Gove’s Cumbrian mine decision. If we must have coal, better it come from Whitehaven than Moscow.

Michael Gove has finally granted permission to for Britain’s first new deep coal mine in decades to be built in Cumbria. The go-ahead has come after an interminable battle to overcome resistance locally and nationally and has become a focal point – wrongly, in my view – in the ongoing row over Net Zero.

The central focal point for opposition is that this is incompatible with our environmental commitments. John Deben, chair of the Climate Change Committee, has called the move “indefensible”. Alok Sharma, an erstwhile Cabinet colleague of Gove and President of COP 26, said it will damage our international reputation. And Ed Miliband, the Shadow Secretary of State for Climate Change and Net Zero, labelled it a “terrible idea”, a subject on which he is something of an expert.

I know many ConHome readers are earnest supporters of the Net Zero target and will be concerned that this new mine will undermine the Government’s efforts to make the world safe for polar bears. Fear ye not, my eco-enthusiast friends. Gove has confirmed that the Black Gold unearthed will solely be used to produce coking coal for the steel industry. It will not be burnt in power stations.

This crucial caveat is one which the project’s opponents have long wilfully ignored. Whilst there are plenty of more eco-friendly alternatives to burning coal for producing electricity, there is currently no cost-effective way of forging steel without coking coal. The mine also only won approval once it was made clear it aimed to be carbon-neutral.

Based close to Whitehaven in Cumbria, the site should produce 2.5 million tonnes of coking coal a year. In 2017, we imported 2.7 million tonnes, mainly from the United States, Poland, and Russia. Cumbria county council took expert evidence before granting permission for the mine, arguing that it would help reduce global emissions since moving coal around the UK from Cumbria produced fewer greenhouses gas than hauling it across the Atlantic or Eurasia.

All this remains the case if, as the Climate Change Committee has highlighted, 85 per cent of the coal is exported to Europe. Since this mine is predicted to provide over 500 jobs and apprenticeships to one of the most deprived areas in the country, one can easily see why the proposals won either unanimous or overwhelming support from councillors the three times it was voted on.

That it has taken so long for them to be signed off can be attributed to two primary reasons. Opponents of the mine, locally and nationally, have used every trick in the book to get the project mothballed. The almighty stink that the climate change lobby is currently causing is a case in point.

But whilst it would be wrong to suggest that these worries come only from members of the anti-growth coalition. After the project was held up at a council level, it was “called-in” by Robert Jenrick, the then Secretary of State.

It is openly acknowledged by some of those involved that the Government has soft-balled granting approval out of a fear of bad head-lines first whilst hoping COP26 last year, and then whilst Sunak was attending its successor last month. It also hasn’t helped that we have had five (well, four, with two non-consecutive postings for Gove) Secretaries of State for the department involved since Jenrick took over the decision.

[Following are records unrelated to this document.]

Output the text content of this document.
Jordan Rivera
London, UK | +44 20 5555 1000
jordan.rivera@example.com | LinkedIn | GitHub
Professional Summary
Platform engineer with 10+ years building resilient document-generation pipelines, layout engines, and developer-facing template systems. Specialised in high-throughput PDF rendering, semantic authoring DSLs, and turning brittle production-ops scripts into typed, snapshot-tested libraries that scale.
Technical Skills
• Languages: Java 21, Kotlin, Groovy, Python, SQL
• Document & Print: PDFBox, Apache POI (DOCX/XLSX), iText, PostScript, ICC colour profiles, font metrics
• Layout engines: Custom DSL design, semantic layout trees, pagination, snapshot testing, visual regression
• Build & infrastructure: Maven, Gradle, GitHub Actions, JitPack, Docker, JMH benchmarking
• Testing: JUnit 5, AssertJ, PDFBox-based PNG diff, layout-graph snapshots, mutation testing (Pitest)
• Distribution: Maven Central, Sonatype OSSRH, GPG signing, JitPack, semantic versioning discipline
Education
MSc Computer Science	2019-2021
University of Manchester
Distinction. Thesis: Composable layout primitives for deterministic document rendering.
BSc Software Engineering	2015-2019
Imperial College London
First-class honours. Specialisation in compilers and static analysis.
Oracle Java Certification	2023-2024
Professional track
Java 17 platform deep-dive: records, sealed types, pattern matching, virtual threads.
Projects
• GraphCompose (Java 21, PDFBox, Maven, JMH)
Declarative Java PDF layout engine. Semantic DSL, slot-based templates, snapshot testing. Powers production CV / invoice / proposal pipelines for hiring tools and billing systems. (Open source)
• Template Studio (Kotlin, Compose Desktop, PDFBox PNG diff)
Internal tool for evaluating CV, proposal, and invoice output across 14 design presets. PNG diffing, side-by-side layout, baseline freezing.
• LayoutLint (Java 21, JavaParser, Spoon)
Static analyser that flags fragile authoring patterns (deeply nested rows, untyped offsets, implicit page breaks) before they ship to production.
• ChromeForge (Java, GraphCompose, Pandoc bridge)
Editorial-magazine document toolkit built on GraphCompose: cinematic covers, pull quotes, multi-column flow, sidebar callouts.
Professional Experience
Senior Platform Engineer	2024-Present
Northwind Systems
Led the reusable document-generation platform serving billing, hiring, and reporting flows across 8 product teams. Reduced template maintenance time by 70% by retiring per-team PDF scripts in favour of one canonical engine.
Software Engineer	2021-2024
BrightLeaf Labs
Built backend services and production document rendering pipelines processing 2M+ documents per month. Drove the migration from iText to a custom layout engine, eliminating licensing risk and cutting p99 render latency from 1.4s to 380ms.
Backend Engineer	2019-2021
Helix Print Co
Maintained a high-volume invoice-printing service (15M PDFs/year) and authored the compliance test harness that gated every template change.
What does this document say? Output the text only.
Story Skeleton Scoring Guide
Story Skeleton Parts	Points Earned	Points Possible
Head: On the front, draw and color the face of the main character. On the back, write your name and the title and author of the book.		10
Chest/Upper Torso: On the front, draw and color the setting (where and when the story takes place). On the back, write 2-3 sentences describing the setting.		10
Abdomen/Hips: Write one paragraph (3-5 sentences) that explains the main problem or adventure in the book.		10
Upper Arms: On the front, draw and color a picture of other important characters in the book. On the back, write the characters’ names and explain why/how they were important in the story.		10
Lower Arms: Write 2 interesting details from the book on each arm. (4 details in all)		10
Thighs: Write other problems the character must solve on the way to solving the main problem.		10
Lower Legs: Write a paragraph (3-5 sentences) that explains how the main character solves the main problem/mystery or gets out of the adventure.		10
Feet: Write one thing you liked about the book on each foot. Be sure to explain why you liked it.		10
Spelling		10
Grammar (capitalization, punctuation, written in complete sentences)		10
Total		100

Nonetheless, with approval now granted, we can make a few comments about what it says about the Government’s priorities. Although a few free-market think-tanks may have been in vogue for seven weeks or so between them, the transition from Johnson to Sunak has meant the eco-enthusiasts have lost sway in Number 10.

In instead – if the appointment of former Onward chief Will Tanner, alongside the broader shape of Sunak’s government, is anything to go – are enthusiasts for levelling-up, the Red Wall, and cementing the Tories’ newfound hold over parts of the North and Midlands. Copeland – the constituency where the mine would be – is a crucial part of this, since it was won at the 2017 by-election from Labour in a historic victory that blazed a trail for 2019.

Red Wall MPs and the 2019 intake were some of Johnson’s most fervent supporters. At least 31 MPs from the Northern Research Group signed a latter last year demanding the mine go ahead. Copeland’s Trudy Harrison was joined by 2019-ers like Simon Fell and Mark Jenkinson in pledging support. Gove’s positive decision will be a welcome sign any Sunak-sceptics from above Watford Gap that he takes levelling up – and them holding their seats in 2024 – seriously.

Finally, this confirms a trend in energy policy that has been apparent since Putin’s tanks first rolled across the Ukrainian border in late February. Net Zero remains government policy. Rhetorical fealty is still paid to it. But it is not the sole, or even the most important, current objective in energy policy.

The market volatility of the last year has brought home how important energy security is. We are taking the Asda approach to energy production: every little helps. From Johnson’s push for nuclear, to Truss’s fracking fiasco, to Sunak’s u-turn on wind farms, domestic energy supply is rendering environmental posturing a secondary concern. Whilst the Government would obviously welcome these routes being as green as possible, lower bills will become before pleasing polar bears.

Of course, as I mentioned above, this plant will not be used for generating energy. But the steel needed to build those wind farms (if any are approved) will have to come from somewhere, and that will need coal. Better Whitehaven for that than Moscow.